Komplek Parlemen terdiri dari Gedung Nusantara yang berbentuk kubah, Nusantara
I atau Lokawirasabha setinggi 100 meter dengan 24 lantai, Nusantara II,
Nusantara III, Nusantara IV, dan Nusantara V. Di tengah halaman terdapat air
mancur dan “Elemen Elektrik”. Juga berdiri Gedung Sekretariat Jenderal dan
sebuah Masjid. Atas amandemen Undang-undang Dasar 1945 (UUD’45), dalam Komplek
DPR/MPR telah berdiri bangunan baru untuk kantor Dewan Perwakilan Daerah (DPD).
9. Gelora Bung Karno
Kota dan stadion adalah dua hal yang
tidak dapat dipisahkan. Acara-acara berskala raksasa baik olah raga, konser
musik, maupun pertemuan biasanya diselenggarakan di sebuah stadion. Nah, gak
lengkap juga kalo belum memuat Gelora Bung Karno sebagai salah satu Ikon
Jakarta. Gelanggang Olahraga (Gelora) Bung Karno adalah sebuah kompleks
olahraga serbaguna di Senayan, Jakarta, Indonesia. Kompleks olahraga ini
dinamai untuk menghormati Soekarno, Presiden pertama Indonesia, yang juga
merupakan tokoh yang mencetuskan gagasan pembangunan kompleks olahraga ini.
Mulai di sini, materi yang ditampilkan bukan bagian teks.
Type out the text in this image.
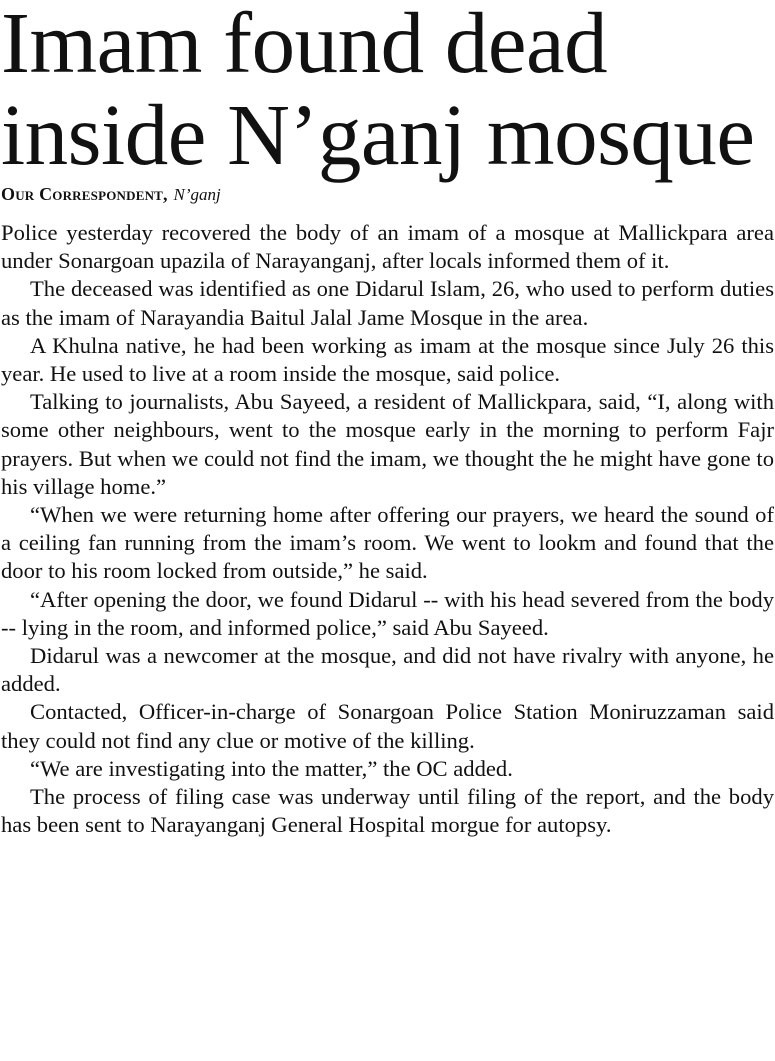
Imam found dead
inside N’ganj mosque
Our Correspondent, N’ganj

Police yesterday recovered the body of an imam of a mosque at Mallickpara area under Sonargoan upazila of Narayanganj, after locals informed them of it.

The deceased was identified as one Didarul Islam, 26, who used to perform duties as the imam of Narayandia Baitul Jalal Jame Mosque in the area.

A Khulna native, he had been working as imam at the mosque since July 26 this year. He used to live at a room inside the mosque, said police.

Talking to journalists, Abu Sayeed, a resident of Mallickpara, said, “I, along with some other neighbours, went to the mosque early in the morning to perform Fajr prayers. But when we could not find the imam, we thought the he might have gone to his village home.”

“When we were returning home after offering our prayers, we heard the sound of a ceiling fan running from the imam’s room. We went to lookm and found that the door to his room locked from outside,” he said.

“After opening the door, we found Didarul -- with his head severed from the body -- lying in the room, and informed police,” said Abu Sayeed.

Didarul was a newcomer at the mosque, and did not have rivalry with anyone, he added.

Contacted, Officer-in-charge of Sonargoan Police Station Moniruzzaman said they could not find any clue or motive of the killing.

“We are investigating into the matter,” the OC added.

The process of filing case was underway until filing of the report, and the body has been sent to Narayanganj General Hospital morgue for autopsy.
Dalam rangka de-Soekarnoisasi, pada masa Orde Baru, nama kompleks olahraga ini diubah
menjadi Gelora Senayan. Setelah bergulirnya gelombang reformasi pada 1998, nama
kompleks olahraga ini dikembalikan kepada namanya semula melalui Surat
Keputusan Presiden No. 7/2001. Gedung olahraga ini dibangun mulai sejak
pada tanggal 8 Februari 1960 sebagai kelengkapan sarana dan prasarana dalam
rangka Asian Games 1962 mulai buka diresmikan sejak pada tanggal 24 Agustus
1962 yang diadakan di Jakarta. Pembangunannya didanai dengan kredit
lunak dari Uni Soviet sebesar 12,5 juta dollar AS yang kepastiannya diperoleh
pada 23 Desember 1958.
10.Wisma BNI 46
Wisma 46 adalah bangunan
tertinggi di Indonesia , tingginya mencapai 262 m (hingga pucuk antena )
yang terletak di komplek Kota BNI di Jakarta Pusat, Indonesia. Menara perkantoran
bertingkat 46 ini selesai tahun 1996 yang dirancang oleh Zeidler Roberts
Partnership (Zeidler Partnership Architects) dan DP Architects Private Ltd.
Menara ini terletak di sebuah tanah seluas 15 hektar di pusat kota. Menara ini
memiliki luas 140,028 m². Wisma 46 adalah bangunan tertinggi ke-147 di dunia
bila dihitung hingga puncak. Juga bangunan tertinggi kedua di belahan Bumi
Selatan.
Desain bangunan ini digambarkan
sebagai modern. Menara ini mempunyai 48 tingkat di atas tanah yang hanya berisi
perkantoran. Terdapat dua tingkat bawah tanah yang digunakan sebagai tempat
parkir. Lantai 1 dan 2 diisi oleh bank, kafe, dan resto, seperti Starbucks
Coffee dan Dunkin’ Donuts. Selain yang telah disebutkan diatas sebelumnya,
gedung ini juga menjadi ikon kota Jakarta kini karena bentuknya yang unik
seperti pena. Menara ini membentuk landscape kota Jakarta menjadi berbeda.